ENGenious: What are the main research challenges in reliable systems design?
Holzmann: The main challenge in reliable systems design is to make sure that unacceptable events are actually rendered “impossible”—and not just “unlikely.” To do this, we first have to recognize that no single part of a complex system is ever perfect, and that includes the software. The key is to build reliable systems from potentially unreliable parts. Nothing is foolproof. So we often try to find a compromise between cost and benefit, but extremely dangerous consequences should be firmly placed outside such a cost-benefit analysis. Many have not yet fully embraced this approach, partly because it is tempting to interpret events with a very small probability of occurrence as virtually impossible. We only have to look at how nuclear power plants sometimes fail to see that extremely low-probability events are still very much possible.
ENGenious: Are engineering students trained well to design reliable systems? What, if anything, should change?
Holzmann: I think there are two possible answers to this. In most areas of engineering, the answer is yes. Civil engineers, for instance, can design a building or bridge to successfully withstand an earthquake of a certain magnitude. In software engineering, though, the answer is often negative. The prevailing belief is that the hardware has known failure modes, but that software can be perfect. The fault protection software onboard a spacecraft is designed to recover the spacecraft when a hardware problem strikes, but it is often powerless when a software problem occurs. The fault protection software itself, furthermore, can also be faulty or subtly incomplete. We should design safety critical applications in medical devices, cars, power plants, and spacecraft with knowledge of the failure modes, including software failure modes. This is something that we are not very good at today.
ENGenious: One way of improving the reliability of systems is to have them tested extensively. Should members of the community participate in testing?
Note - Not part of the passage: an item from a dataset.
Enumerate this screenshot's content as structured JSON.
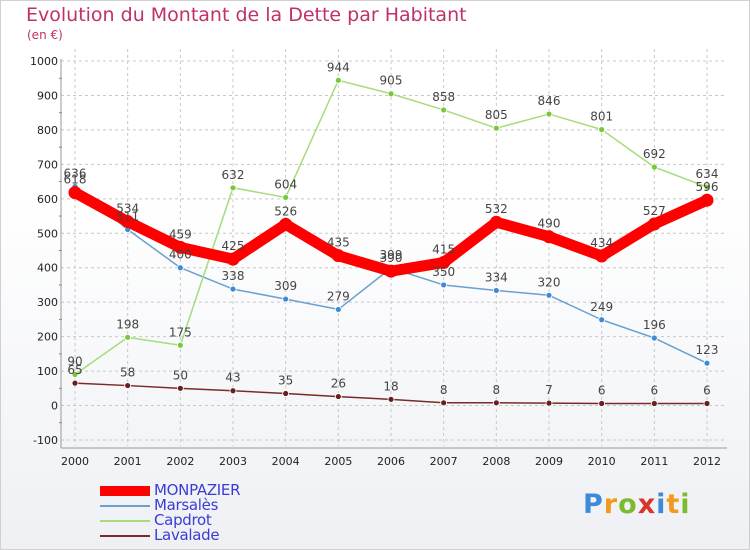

Can systems such as OnStar help?
Holzmann: Direct measurement of the true performance of a system in practice is invaluable. It is how we learn the hidden flaws and what gives us the opportunity to adapt our designs to improve them. In a sense, all spacecraft that are currently active across the solar system have the equivalent of an “OnStar” button. Every time a spacecraft presses that button, so to speak, we learn something new about how the spacecraft we built yesterday works today and how it could be designed even better tomorrow.
Gerard Holzmann is a Faculty Associate at Caltech in the Department of Computing and Mathematical Sciences and the Lead Scientist of LaRS at the Jet Propulsion Laboratory.